El crujido de rodilla tiene un nombre clínico: crepitación. Es frecuente en personas jóvenes, deportistas, adultos mayores y personas que han pasado tiempo con menor actividad física. Muchas veces no representa una lesión ni exige tratamiento. Pero cuando aparece junto con síntomas o limita tu función, merece una evaluación individualizada.

Por qué cruje la rodilla: las causas más frecuentes

La rodilla es una articulación compleja. En cada paso coordinan su movimiento huesos, cartílago, meniscos, tendones, músculos, cápsula articular y líquido sinovial. Un sonido puede producirse por varias razones, y no todas tienen el mismo significado clínico.

Una explicación habitual son los cambios de presión dentro del líquido sinovial, que lubrica la articulación. Al moverse la rodilla, pueden formarse y colapsar pequeñas burbujas de gas. Este fenómeno puede generar un chasquido sin dolor y no implica que la articulación se esté “gastando”.

También pueden sonar los tendones o tejidos blandos al deslizarse sobre prominencias óseas durante la flexión y extensión.

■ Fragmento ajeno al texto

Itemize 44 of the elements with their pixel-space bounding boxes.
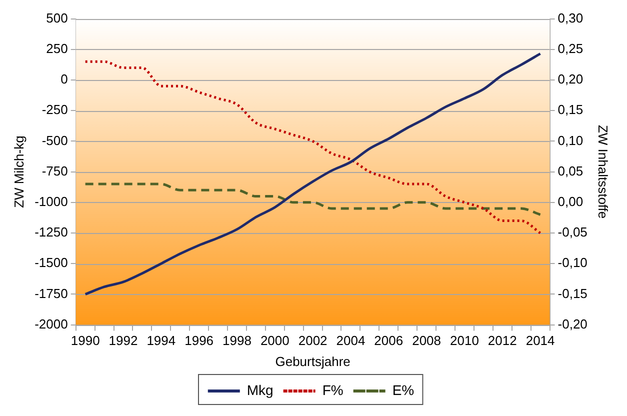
y-tick-label: -750 — [42, 163, 68, 178]
x-tick-label: 1990 — [70, 333, 100, 348]
y-tick-label: 0 — [60, 72, 68, 87]
x-tick-label: 2004 — [336, 333, 366, 348]
y-tick-label: -250 — [42, 102, 68, 118]
legend-label: E% — [392, 382, 414, 398]
y2-tick-label: -0,20 — [558, 316, 588, 332]
y2-tick-label: 0,00 — [558, 194, 584, 209]
x-tick-label: 2014 — [526, 333, 555, 348]
y2-tick-label: 0,05 — [558, 163, 584, 178]
y-tick-label: -500 — [42, 132, 68, 148]
y-tick-label: -1250 — [34, 224, 68, 240]
x-tick-label: 2006 — [374, 333, 404, 348]
y-tick-label: 500 — [46, 10, 68, 26]
x-tick-label: 2008 — [412, 333, 442, 348]
y-axis-title: ZW Milch-kg — [11, 136, 26, 208]
y2-tick-label: -0,05 — [558, 224, 588, 240]
legend-label: Mkg — [246, 382, 274, 398]
x-axis-title: Geburtsjahre — [275, 354, 350, 369]
y-tick-label: -1500 — [34, 255, 68, 270]
x-tick-label: 2010 — [450, 333, 479, 348]
y2-tick-label: 0,25 — [558, 40, 584, 56]
y2-tick-label: 0,20 — [558, 72, 584, 87]
x-tick-label: 1992 — [108, 333, 138, 348]
x-tick-label: 2012 — [488, 333, 517, 348]
line-series — [84, 60, 542, 234]
y2-tick-label: 0,15 — [558, 102, 584, 118]
line-series — [84, 182, 542, 216]
y2-tick-label: -0,15 — [558, 286, 588, 301]
y-tick-label: -1750 — [34, 286, 68, 301]
y2-tick-label: 0,30 — [558, 10, 584, 26]
legend-label: F% — [322, 382, 344, 398]
x-tick-label: 1998 — [222, 333, 252, 348]
x-tick-label: 2002 — [298, 333, 328, 348]
y2-tick-label: -0,10 — [558, 255, 588, 270]
y-tick-label: -1000 — [34, 194, 68, 209]
y-tick-label: 250 — [46, 40, 68, 56]
x-tick-label: 2000 — [260, 333, 290, 348]
x-tick-label: 1994 — [146, 333, 176, 348]
line-series — [84, 52, 542, 296]
x-tick-label: 1996 — [184, 333, 214, 348]
y-tick-label: -2000 — [34, 316, 68, 332]
y2-axis-title: ZW Inhaltsstoffe — [596, 124, 611, 219]
y2-tick-label: 0,10 — [558, 132, 584, 148]
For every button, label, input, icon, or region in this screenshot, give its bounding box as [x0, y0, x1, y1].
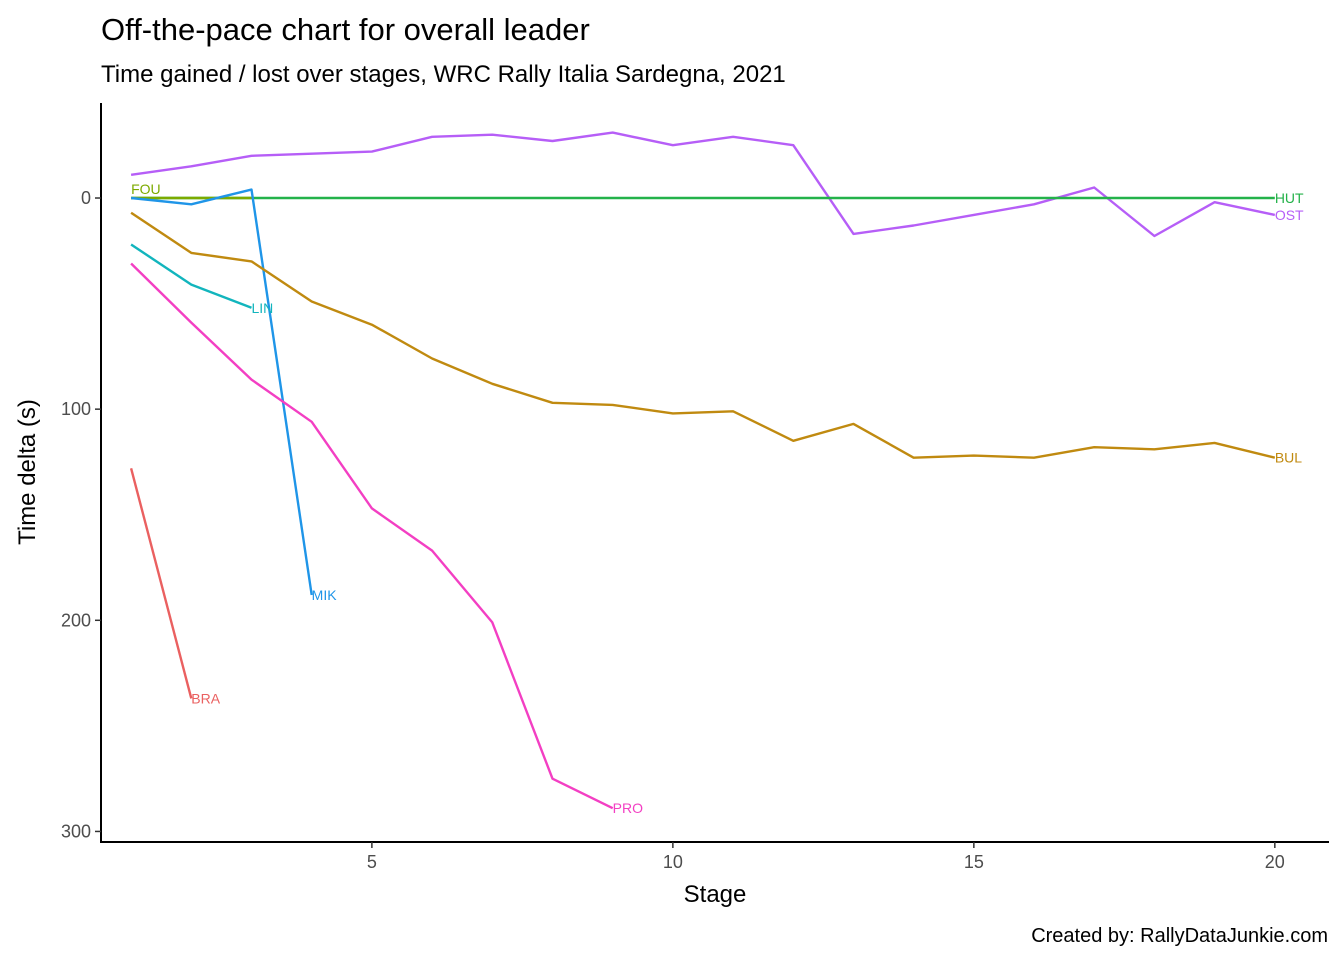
- series-label-bul: BUL: [1275, 450, 1302, 466]
- series-label-hut: HUT: [1275, 190, 1304, 206]
- y-tick-label: 100: [61, 399, 91, 419]
- x-tick-label: 10: [663, 852, 683, 872]
- chart-caption: Created by: RallyDataJunkie.com: [1031, 925, 1328, 947]
- x-axis-title: Stage: [684, 881, 747, 908]
- x-axis-ticks: 5 10 15 20: [367, 842, 1285, 872]
- y-tick-label: 200: [61, 610, 91, 630]
- series-line-ost: [130, 131, 1276, 238]
- series-label-pro: PRO: [613, 800, 643, 816]
- series-label-ost: OST: [1275, 207, 1304, 223]
- series-line-lin: [130, 243, 252, 309]
- series-line-pro: [130, 262, 614, 810]
- x-tick-label: 20: [1265, 852, 1285, 872]
- y-axis-ticks: 0 100 200 300: [61, 188, 101, 841]
- plot-lines: [129, 131, 1276, 810]
- y-axis-title: Time delta (s): [14, 399, 41, 545]
- chart-subtitle: Time gained / lost over stages, WRC Rall…: [101, 61, 786, 88]
- series-label-lin: LIN: [251, 300, 273, 316]
- y-tick-label: 300: [61, 821, 91, 841]
- y-tick-label: 0: [81, 188, 91, 208]
- series-label-mik: MIK: [312, 587, 338, 603]
- series-line-bul: [130, 211, 1276, 459]
- series-line-mik: [130, 188, 313, 596]
- series-label-bra: BRA: [191, 690, 220, 706]
- chart-title: Off-the-pace chart for overall leader: [101, 12, 590, 47]
- x-tick-label: 15: [964, 852, 984, 872]
- series-line-bra: [129, 467, 193, 699]
- series-label-fou: FOU: [131, 181, 161, 197]
- x-tick-label: 5: [367, 852, 377, 872]
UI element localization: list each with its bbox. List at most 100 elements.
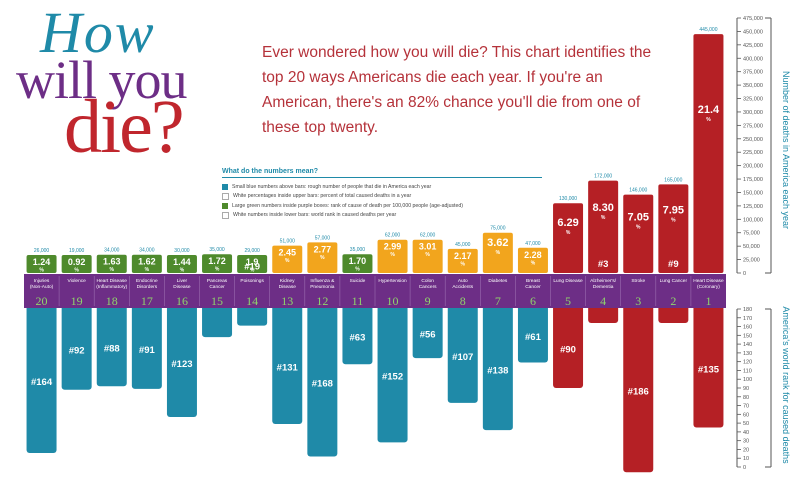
pct-unit: % (461, 261, 466, 267)
category-label: Alzheimer's/ (590, 278, 617, 284)
legend-swatch (222, 183, 228, 190)
lower-bar (26, 305, 57, 453)
cause-rank-label: 18 (106, 294, 118, 308)
lower-axis-tick-label: 40 (743, 430, 749, 436)
deaths-label: 51,000 (280, 239, 296, 245)
lower-axis-tick-label: 20 (743, 447, 749, 453)
lower-bar (588, 305, 619, 323)
deaths-label: 62,000 (420, 233, 436, 239)
world-rank-label: #152 (382, 372, 403, 383)
lower-bar (342, 305, 373, 365)
upper-axis-tick-label: 200,000 (743, 164, 763, 170)
upper-axis-tick-label: 450,000 (743, 29, 763, 35)
lower-bar (61, 305, 92, 390)
pct-unit: % (531, 260, 536, 266)
title-line-will-you: will you (16, 50, 188, 110)
deaths-label: 57,000 (315, 235, 331, 241)
pct-label: 3.62 (487, 237, 508, 249)
cause-rank-label: 17 (141, 294, 153, 308)
upper-axis-tick-label: 375,000 (743, 70, 763, 76)
category-label: (Non-Auto) (30, 284, 54, 290)
pct-label: 2.77 (314, 244, 332, 254)
lower-axis-tick-label: 180 (743, 307, 752, 313)
legend-item: Large green numbers inside purple boxes:… (222, 201, 542, 211)
pct-label: 1.9 (246, 257, 259, 267)
pct-label: 7.95 (663, 205, 684, 217)
world-rank-label: #131 (277, 362, 299, 373)
lower-axis-tick-label: 70 (743, 404, 749, 410)
lower-axis-tick-label: 160 (743, 325, 752, 331)
deaths-label: 445,000 (699, 27, 717, 33)
lower-axis-tick-label: 50 (743, 421, 749, 427)
upper-bar (517, 247, 548, 273)
lower-bar (482, 305, 513, 431)
pct-unit: % (74, 268, 79, 274)
deaths-label: 34,000 (139, 248, 155, 254)
pct-unit: % (285, 258, 290, 264)
legend-item-text: White numbers inside lower bars: world r… (233, 212, 397, 219)
upper-bar (26, 255, 57, 273)
cause-rank-label: 2 (670, 294, 676, 308)
deaths-label: 34,000 (104, 248, 120, 254)
cause-rank-label: 5 (565, 294, 571, 308)
upper-axis-tick-label: 25,000 (743, 258, 760, 264)
lower-axis-tick-label: 130 (743, 351, 752, 357)
world-rank-label: #9 (668, 259, 679, 270)
deaths-label: 130,000 (559, 196, 577, 202)
category-label: Lung Disease (553, 278, 583, 284)
world-rank-label: #138 (487, 366, 508, 377)
pct-label: 6.29 (557, 217, 578, 229)
lower-axis-tick-label: 80 (743, 395, 749, 401)
world-rank-label: #88 (104, 344, 120, 355)
lower-axis-tick-label: 100 (743, 377, 752, 383)
lower-axis-label: America's world rank for caused deaths (781, 306, 791, 464)
intro-text: Ever wondered how you will die? This cha… (262, 44, 652, 136)
category-label: Breast (526, 278, 541, 284)
upper-bar (482, 232, 513, 273)
upper-bar (237, 255, 268, 273)
deaths-label: 35,000 (209, 247, 225, 253)
category-label: Suicide (350, 278, 366, 284)
category-label: Cancers (419, 284, 437, 290)
upper-axis-tick-label: 225,000 (743, 150, 763, 156)
lower-axis-tick-label: 120 (743, 360, 752, 366)
lower-bar (517, 305, 548, 363)
deaths-label: 47,000 (525, 241, 541, 247)
cause-rank-label: 8 (460, 294, 466, 308)
pct-unit: % (496, 250, 501, 256)
legend-item-text: Large green numbers inside purple boxes:… (232, 202, 463, 209)
deaths-label: 26,000 (34, 248, 50, 254)
lower-bar (623, 305, 654, 473)
cause-rank-label: 3 (635, 294, 641, 308)
legend-item-text: Small blue numbers above bars: rough num… (232, 183, 432, 190)
cause-rank-label: 10 (387, 294, 399, 308)
upper-bar (553, 203, 584, 273)
pct-label: 8.30 (592, 202, 613, 214)
lower-axis-tick-label: 90 (743, 386, 749, 392)
pct-unit: % (215, 267, 220, 273)
upper-axis-tick-label: 75,000 (743, 231, 760, 237)
deaths-label: 29,000 (245, 248, 261, 254)
pct-label: 1.62 (138, 257, 156, 267)
deaths-label: 30,000 (174, 248, 190, 254)
world-rank-label: #19 (244, 262, 260, 273)
legend-item-text: White percentages inside upper bars: per… (233, 193, 412, 200)
lower-axis-tick-label: 10 (743, 456, 749, 462)
pct-unit: % (706, 117, 711, 123)
deaths-label: 19,000 (69, 248, 85, 254)
pct-unit: % (145, 267, 150, 273)
pct-label: 2.28 (524, 250, 542, 260)
category-label: Liver (177, 278, 188, 284)
deaths-label: 172,000 (594, 174, 612, 180)
lower-axis-tick-label: 60 (743, 412, 749, 418)
lower-axis-tick-label: 110 (743, 368, 752, 374)
pct-label: 21.4 (698, 104, 720, 116)
lower-axis-tick-label: 30 (743, 439, 749, 445)
lower-bar (166, 305, 197, 417)
category-label: Dementia (593, 284, 614, 290)
cause-rank-label: 11 (352, 294, 364, 308)
category-label: Heart Disease (97, 278, 128, 284)
upper-bar (693, 34, 724, 274)
cause-rank-label: 6 (530, 294, 536, 308)
pct-unit: % (39, 268, 44, 274)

Es común notarlo al hacer sentadillas, subir escaleras o volver a entrenar después de semanas de inactividad. Si el movimiento es completo y no hay dolor ni hinchazón, el sonido por sí solo rara vez es una razón para dejar de moverte.

En otros casos, la crepitación se relaciona con cambios en la superficie articular. La evidencia muestra que los ruidos de rodilla son comunes incluso en personas sin dolor ni diagnóstico de osteoartritis. Aun así, en adultos de mayor edad o con antecedentes de lesión, la crepitación puede coexistir con cambios degenerativos, especialmente si hay rigidez, dolor al cargar peso o disminución progresiva de la función (Lo et al., 2018).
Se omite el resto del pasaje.